Bisnis.com, BANDUNG - Indonesia Avition And Aerospace Watch (IAAW) menilai penerapan status waspada di sejumlah bandara oleh Kementerian Perhubungan tindakan sia-sia.
Vice President Indonesia Avition And Aerospace Watch (IAAW) Juwono Kolbioen mengatakan penerapan status sebenarnya tidak perlu jika regulator bisa membenahi kondisi bandara komersil di Indonesia yang masuk kategori II dalam hal keselamatan penumpang.
Indonesia yang pernah duduk di dalam Dewan Organisasi Penerbangan Sipil Internasional (ICAO) pada 1962 kini terlempar. “Indonesia berupaya masuk ke situ setiap tiga tahun sekali, tapi kita tidak dianggap,” katanya, Selasa (24/11/2015).
Pihaknya menunjuk pengamanan di Terminal I B Bandara Soekarno-Hatta yang sulit diterima dari alasan keamanan. Menurutnya petugas keamanan bandara memeriksa dengan ketat seluruh penumpang di areal dekat pembayaran airport tax.
Namun usai lepas dari situ, penumpang dihadapkan pada areal komersial yang belum tentu steril. “Its ok diperiksa. Tapi di Indonesia ini aneh, yang namanya steril di dalam itu toilet pun tidak ada,” ujarnya.
Menurutnya, pemeriksaan harusnya begitu penumpang hendak masuk pesawat agar terhindar dari apa yang boleh dan tidak dibawa masuk. Penempatan publik area setelah pemeriksaan keamanan dinilai pihaknya langkah yang tidak tepat dan membuat audit keamanan bandara di Indonesia akan selalu gagal.
Juwono menilai kondisi steril dan keamanan bandara harus mengikuti regulasi yang sudah ada di dunia. Pihaknya menilai status waspada di bandara harus belajar dari sejumlah kasus penumpang yang menyusup ke dalam badan pesawat atau masuknya dangerous goods ke dalam kabin.
“Saya mau tanya itu kalau yang masuk yang lain bagaimana? Di mana pengamanan bandara,” katanya.
IAAW sendiri akan terus mengkritik persoalan ini karena tetap berharap agar keselamatan bandara di Indonesa versi ICAO kembali masuk kategori I sejajar dengan Singapura, Malaysia dan Thailand.
Jika persoalan ini sulit diatasi di bandara-bandara yang sudah ada, Juwono menilai konsep berbeda harus diterapkan di bandara yang hendak dibangun seperti BIJB Kertajati, Majalengka. “Bandara Kertajati harus mengikuti prosedur dan aturan yang berlaku,” katanya.

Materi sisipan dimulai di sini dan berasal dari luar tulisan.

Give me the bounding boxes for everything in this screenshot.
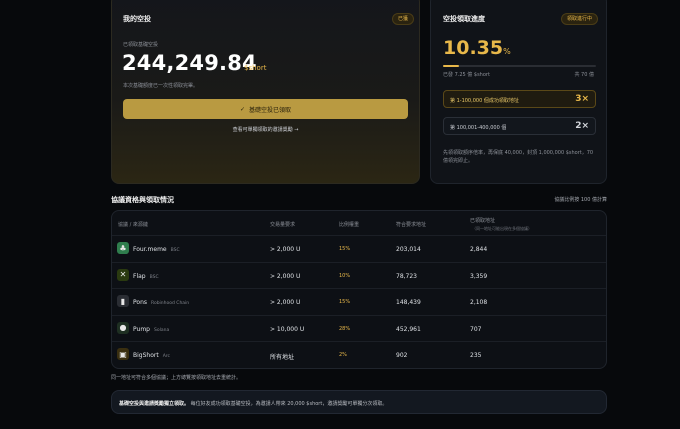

Dengan menguasai ruang udara 81% dari total negara di Asean, ucapnya, ICAO sudah meminta agar Indonesia menunjukan rencana yang efisien dalam mengelola bandara agar bisa mengangkat imej Indonesia.
IAAW yakin Kertajati akan dibangun sesuai dengan regulasi penerbangan. “ICAO nanti melihat Indonesia sudah membangun bandara yang sudah sesuai regulasi baik sisi udara maupun darat,” ujarnya.
BIJB, menurutnya, bisa mengatasi berbagai persoalan yang selama ini dihadapi Bandara Internasional Soekarno-Hatta dan mampu menggantikan Bandara Husein Sastranegara, Bandung.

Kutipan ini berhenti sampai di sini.